- Yabiladi : Malgré le recours déposé par l'Union européenne, l'Etat marocain a officialisé le gel des relations avec l'UE. Quelle est votre réaction au message de fermeté du chef du gouvernement marocain ?
- Rupert Joy : Nous avons pris note de la déclaration du chef du gouvernement marocain. Nous sommes tout à fait d'accord avec le Maroc que le partenariat exige écoute, partage, solidarité et respect mutuel. Nous estimons que la réaction de l'Union européenne depuis la décision du tribunal du 10 décembre a été exemplaire. Une déclaration a été faite rapidement, dès le lendemain par la Haute représentante. La décision du Conseil, le 14 décembre, a été unanime pour faire appel de cette décision. Sans oublier tout le travail des services concernés pendant 2 mois pour préparer le pourvoi. Durant cette période, le Maroc a été tenu informé de cette procédure dans le cadre des contraintes judiciaires qui s'applique. Ce qui semble clair c'est que le Maroc ne partage pas ce point de vu. Ce qui est donc important aujourd'hui, c'est de donner toutes les assurances et les clarifications nécessaires pour répondre aux préoccupations du Royaume.
Le Maroc insiste sur l'insuffisance des informations qui lui ont été transmises concernant le recours déposé par Bruxelles...
Il y a séparation des pouvoirs dans notre système... Comme dans le votre. Même si cette décision vise avant tout les institutions européennes, nous comprenons que cela a des implications pour le Maroc. Mais nous sommes aussi concernés. Je connais bien le Maroc, et je n'ai aucun doute sur l'importance de la question du Sahara occidental. Toutes ces questions ont été prises en compte par les services concernés lors de l'élaboration du recours et nous avons tenu informé le Maroc dans le cadre des contraintes judiciaires.
Si la décision du tribunal est confirmée en appel, l'impasse sera totale car il faudra réécrire, renégocier, l'accord agricole. Or le message du Maroc c'est qu'il n'en est pas question...
Si cela arrive, nous passerons à une situation différente. Mais je ne souhaite pas spéculer sur des situations hypothétiques. En tant que partenaires, il faut que nous surmontions les obstacles ensemble.
S’il doit y avoir gel, y a-t-il un risque d'annulation des programmes de coopération prévus en 2016 ?
Pour le programme de coopération, les implications ne sont pas encore très claires pour l'instant. (...) Parfois nous avons des calendriers très serrés et des règles à respecter.

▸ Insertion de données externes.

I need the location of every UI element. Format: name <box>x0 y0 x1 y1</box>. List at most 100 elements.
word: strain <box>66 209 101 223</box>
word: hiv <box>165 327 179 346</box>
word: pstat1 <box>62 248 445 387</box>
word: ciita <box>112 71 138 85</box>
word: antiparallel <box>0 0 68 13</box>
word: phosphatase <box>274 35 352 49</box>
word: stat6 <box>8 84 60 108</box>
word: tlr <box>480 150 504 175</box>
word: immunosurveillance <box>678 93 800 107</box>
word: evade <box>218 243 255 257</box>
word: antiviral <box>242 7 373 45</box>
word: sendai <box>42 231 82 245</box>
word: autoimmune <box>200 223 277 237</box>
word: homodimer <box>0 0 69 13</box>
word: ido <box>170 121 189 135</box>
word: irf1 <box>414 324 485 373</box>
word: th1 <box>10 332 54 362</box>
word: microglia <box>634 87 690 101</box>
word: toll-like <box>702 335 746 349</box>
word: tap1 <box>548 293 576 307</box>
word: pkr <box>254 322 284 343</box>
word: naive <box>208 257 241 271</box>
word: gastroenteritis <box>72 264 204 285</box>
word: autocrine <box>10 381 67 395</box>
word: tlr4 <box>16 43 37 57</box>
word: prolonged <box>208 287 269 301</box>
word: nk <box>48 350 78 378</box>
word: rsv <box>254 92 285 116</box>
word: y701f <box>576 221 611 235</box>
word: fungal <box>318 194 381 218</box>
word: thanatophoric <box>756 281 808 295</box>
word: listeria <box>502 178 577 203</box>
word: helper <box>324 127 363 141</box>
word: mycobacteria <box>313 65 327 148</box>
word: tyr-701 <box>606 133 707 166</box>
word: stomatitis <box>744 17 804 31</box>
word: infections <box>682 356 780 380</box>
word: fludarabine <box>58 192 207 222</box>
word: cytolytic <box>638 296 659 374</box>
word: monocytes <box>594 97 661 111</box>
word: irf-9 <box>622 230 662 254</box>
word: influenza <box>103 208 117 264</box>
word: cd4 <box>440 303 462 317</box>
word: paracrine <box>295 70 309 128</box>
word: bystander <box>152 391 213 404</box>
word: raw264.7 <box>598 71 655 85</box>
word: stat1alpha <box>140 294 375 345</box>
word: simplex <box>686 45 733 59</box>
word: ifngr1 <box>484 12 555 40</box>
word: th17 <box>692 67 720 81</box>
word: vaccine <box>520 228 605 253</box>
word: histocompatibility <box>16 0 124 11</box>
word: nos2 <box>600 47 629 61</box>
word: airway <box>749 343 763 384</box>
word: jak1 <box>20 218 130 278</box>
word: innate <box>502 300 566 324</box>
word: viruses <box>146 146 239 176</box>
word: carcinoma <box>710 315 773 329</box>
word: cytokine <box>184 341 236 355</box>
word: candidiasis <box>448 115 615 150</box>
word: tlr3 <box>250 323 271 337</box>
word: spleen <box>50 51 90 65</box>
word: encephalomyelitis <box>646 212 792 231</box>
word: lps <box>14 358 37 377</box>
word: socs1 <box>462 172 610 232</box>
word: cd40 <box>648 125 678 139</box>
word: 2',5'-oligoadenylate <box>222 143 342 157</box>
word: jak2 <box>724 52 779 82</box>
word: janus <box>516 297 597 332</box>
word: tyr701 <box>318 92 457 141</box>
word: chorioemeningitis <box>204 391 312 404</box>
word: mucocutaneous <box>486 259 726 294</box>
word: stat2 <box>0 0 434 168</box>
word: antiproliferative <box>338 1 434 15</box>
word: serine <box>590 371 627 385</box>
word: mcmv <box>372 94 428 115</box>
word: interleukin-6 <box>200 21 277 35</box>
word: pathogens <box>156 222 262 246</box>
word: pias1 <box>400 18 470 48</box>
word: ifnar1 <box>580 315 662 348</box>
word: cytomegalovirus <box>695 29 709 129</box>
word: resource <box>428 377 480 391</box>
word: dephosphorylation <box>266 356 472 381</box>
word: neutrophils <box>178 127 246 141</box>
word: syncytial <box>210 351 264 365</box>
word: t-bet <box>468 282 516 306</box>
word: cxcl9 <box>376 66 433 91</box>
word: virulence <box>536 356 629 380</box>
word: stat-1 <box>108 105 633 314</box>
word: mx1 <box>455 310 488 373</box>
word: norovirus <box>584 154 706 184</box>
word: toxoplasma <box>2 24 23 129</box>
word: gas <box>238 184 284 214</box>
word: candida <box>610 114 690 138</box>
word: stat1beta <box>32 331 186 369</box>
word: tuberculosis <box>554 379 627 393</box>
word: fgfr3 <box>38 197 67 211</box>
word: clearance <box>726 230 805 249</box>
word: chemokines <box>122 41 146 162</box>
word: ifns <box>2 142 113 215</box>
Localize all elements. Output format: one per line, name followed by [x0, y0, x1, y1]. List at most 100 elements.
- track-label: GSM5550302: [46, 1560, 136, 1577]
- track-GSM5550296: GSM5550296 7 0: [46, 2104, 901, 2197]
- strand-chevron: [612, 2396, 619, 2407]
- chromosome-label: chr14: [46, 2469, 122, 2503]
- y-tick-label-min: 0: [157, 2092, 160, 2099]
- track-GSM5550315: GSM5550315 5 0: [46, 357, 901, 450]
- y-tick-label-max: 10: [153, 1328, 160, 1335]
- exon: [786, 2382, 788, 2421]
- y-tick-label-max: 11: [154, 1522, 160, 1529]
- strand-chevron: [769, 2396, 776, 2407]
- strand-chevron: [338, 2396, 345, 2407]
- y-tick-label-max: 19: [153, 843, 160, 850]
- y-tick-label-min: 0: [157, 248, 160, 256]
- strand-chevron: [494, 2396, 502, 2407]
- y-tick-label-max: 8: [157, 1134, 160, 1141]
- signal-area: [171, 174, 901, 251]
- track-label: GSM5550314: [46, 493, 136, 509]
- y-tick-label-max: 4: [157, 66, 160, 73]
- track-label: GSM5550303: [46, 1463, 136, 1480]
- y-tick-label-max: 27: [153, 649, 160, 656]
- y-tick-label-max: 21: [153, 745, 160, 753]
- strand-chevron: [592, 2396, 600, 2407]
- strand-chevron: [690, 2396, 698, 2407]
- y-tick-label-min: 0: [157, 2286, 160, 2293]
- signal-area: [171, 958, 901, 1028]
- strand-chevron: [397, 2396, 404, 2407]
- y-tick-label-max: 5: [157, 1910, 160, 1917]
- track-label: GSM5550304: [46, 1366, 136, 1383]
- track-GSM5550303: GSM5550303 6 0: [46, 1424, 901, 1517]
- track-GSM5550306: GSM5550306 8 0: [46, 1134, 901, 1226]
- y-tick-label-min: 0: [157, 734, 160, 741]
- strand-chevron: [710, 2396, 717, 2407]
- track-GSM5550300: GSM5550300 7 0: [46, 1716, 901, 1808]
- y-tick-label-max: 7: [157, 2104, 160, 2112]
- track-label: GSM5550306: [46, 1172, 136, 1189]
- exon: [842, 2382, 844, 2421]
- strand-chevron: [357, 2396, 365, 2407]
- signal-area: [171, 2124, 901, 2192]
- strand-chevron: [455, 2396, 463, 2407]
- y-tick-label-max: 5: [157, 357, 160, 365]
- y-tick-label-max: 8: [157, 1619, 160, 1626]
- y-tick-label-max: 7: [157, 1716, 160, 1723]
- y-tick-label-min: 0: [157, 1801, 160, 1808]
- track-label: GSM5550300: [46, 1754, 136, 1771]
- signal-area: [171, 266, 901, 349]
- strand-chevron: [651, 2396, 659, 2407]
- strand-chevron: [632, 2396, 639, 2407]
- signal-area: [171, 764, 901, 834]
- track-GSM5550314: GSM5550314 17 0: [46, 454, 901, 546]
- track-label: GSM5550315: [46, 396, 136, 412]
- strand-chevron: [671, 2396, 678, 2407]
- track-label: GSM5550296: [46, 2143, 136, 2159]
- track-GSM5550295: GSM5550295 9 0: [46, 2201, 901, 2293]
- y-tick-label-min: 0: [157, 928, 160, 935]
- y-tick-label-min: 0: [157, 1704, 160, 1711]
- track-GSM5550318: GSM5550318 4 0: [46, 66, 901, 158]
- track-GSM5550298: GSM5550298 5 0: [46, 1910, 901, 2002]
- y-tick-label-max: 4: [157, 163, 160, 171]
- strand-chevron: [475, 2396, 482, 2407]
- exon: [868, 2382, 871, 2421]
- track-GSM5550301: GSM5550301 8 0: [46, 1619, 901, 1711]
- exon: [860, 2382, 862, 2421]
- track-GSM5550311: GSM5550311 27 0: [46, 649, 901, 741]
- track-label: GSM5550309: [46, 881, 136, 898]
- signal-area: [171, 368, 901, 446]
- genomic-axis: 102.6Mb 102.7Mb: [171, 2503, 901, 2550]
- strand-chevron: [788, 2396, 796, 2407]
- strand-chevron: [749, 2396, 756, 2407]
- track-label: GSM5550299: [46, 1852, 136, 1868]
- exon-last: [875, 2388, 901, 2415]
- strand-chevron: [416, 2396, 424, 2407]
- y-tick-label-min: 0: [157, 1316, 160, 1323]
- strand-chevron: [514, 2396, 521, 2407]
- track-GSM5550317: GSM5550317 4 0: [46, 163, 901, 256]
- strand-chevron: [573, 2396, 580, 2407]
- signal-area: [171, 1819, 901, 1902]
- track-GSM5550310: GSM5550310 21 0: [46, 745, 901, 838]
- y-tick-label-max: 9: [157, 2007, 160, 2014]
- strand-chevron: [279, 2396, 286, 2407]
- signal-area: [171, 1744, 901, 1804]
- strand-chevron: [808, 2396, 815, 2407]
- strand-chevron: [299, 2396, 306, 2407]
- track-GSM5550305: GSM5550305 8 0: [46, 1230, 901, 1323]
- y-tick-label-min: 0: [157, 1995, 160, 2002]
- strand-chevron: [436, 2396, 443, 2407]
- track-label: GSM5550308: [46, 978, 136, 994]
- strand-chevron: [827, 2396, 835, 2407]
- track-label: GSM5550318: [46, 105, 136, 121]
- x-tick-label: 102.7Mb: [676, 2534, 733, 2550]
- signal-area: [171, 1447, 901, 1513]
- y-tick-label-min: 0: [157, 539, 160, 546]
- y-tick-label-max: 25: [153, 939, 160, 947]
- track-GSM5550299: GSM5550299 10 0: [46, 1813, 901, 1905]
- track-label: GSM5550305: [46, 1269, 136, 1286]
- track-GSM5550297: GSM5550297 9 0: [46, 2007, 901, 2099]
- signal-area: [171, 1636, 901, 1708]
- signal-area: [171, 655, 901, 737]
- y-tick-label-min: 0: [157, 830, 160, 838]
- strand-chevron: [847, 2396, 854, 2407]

Cela pose des défis tout le temps, même quand tout va bien. Pour l'instant je ne veux faire de spéculation sur cette question, car la chose primordiale est de faire en sorte de pouvoir relancer notre travail en commun dans tous les domaines.
Vous pensez que les liens qui unissent le Maroc et l'UE sont suffisamment solides pour dépasser ces tensions ?
C'est un partenariat qui est important pour nous. Nous sommes des partenaires de très longue date. Il se trouve que cela coïncide avec le 20ème anniversaire de la signature de l'accord d'association. Mais ce partenariat date de bien plus longtemps en réalité, et qui couvre de nombreux domaines comme l'agriculture, la santé, les énergies renouvelables, les infrastructures, la gouvernance, les droits de l'Homme,... C'est donc un partenariat important pour le Maroc mais également pour l'Union européenne. C'est un partenariat solide, pérenne. L'Union européenne n'est pas un ami des beaux jours. Nous voulons rester aux côtés du Maroc.
Quels sont vos contacts avec les autorités marocaines ? Quelle est la prochaine étape ?
Nous n'avons pas de difficultés dans les contacts avec les autorités marocaines. Il y aura certainement des échanges au cours des prochaines semaines, afin d'apporter les clarifications et les assurances que le Maroc souhaite. Ce qu'il faut retenir c'est qu'à Bruxelles il n'y a pas le moindre doute sur l'importance de ce partenariat. Et encore plus aujourd'hui vu la situation fragile et compliqué de la région. Il y a une détermination ferme à Bruxelles pour trouver une solution à cette crise. Une fois cette question résolue, je n'ai pas le moindre doute que nous allons intensifier ce dialogue, intensifier ce partenariat et commencer à travailler sur de nouveaux défis comme la jeunesse, le changement climatique, la migration ou la sécurité. Et dans ces différents domaines, le Maroc a des atouts à offrir au reste du monde et à l'Europe en particuliers.